Aviva Strengthens Its IGD Solvency
Friday, May 1st, 2009AV disclosed in their recent Q1 results that they have strengthened their IGD solvency position, boosting the measure from £2.0 bln (31 Dec 08) to £2.5 bln (31 Mar 09). They have achieved this primarily in two ways. Firstly by increasing their hedges on their equity exposure such that a 40% fall in markets will only reduce their IGD solvency by £200 mln (as opposed to £800 mln at 31 Dec 2008) but still leaving themselves able to profit from a rally such that a 40% rise in equity markets will boost their solvency by £800 mln (it feels like they have bought put options in order to achieve this asymmetric pay-off profile).

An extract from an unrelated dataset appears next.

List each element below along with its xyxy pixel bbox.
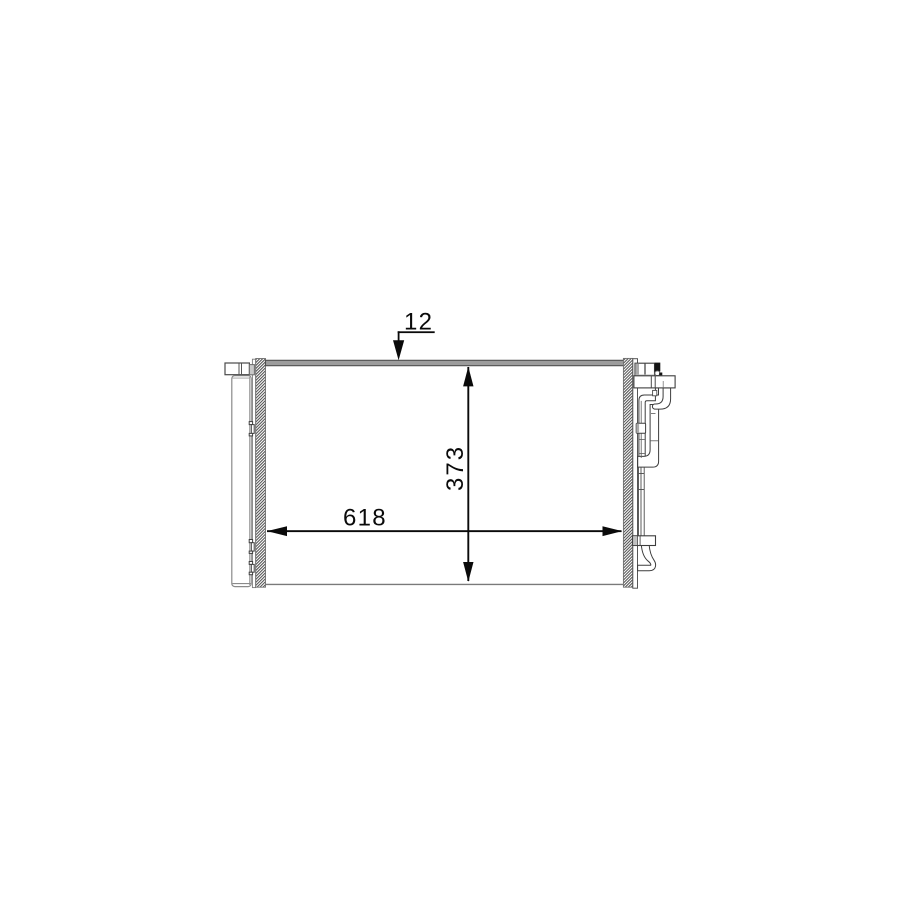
svg-text:12: 12 [404, 308, 433, 335]
svg-text:373: 373 [442, 445, 469, 491]
svg-text:618: 618 [343, 505, 387, 532]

Secondly AV have announced that 35% of shareholders have taken up the scrip dividend offered in conjunction with Aviva’s 19.91 pence final dividend for 2008. In this way AV effectively retain an extra £200 mln of earnings that would otherwise be paid out as a cash dividend. Aviva are so pleased with this take-up that they plan to offer a scrip dividend alternative for the 2009 payout as well. In reality the recent scrip dividend is the equivalent of a 2.5% stock placing for cash, and as such it is mildly dilutive to earnings per share. Issuing scrip dividends also increases the cash cost of paying an unchanged dividend in future years.
However, the bottom line to all this is that Aviva’s 33 pence annual dividend has just become even safer and the likelihood of a rights issue recedes even further into the distance, and the risk of the NAV being undermined by a dilutive rights issue recedes along with it.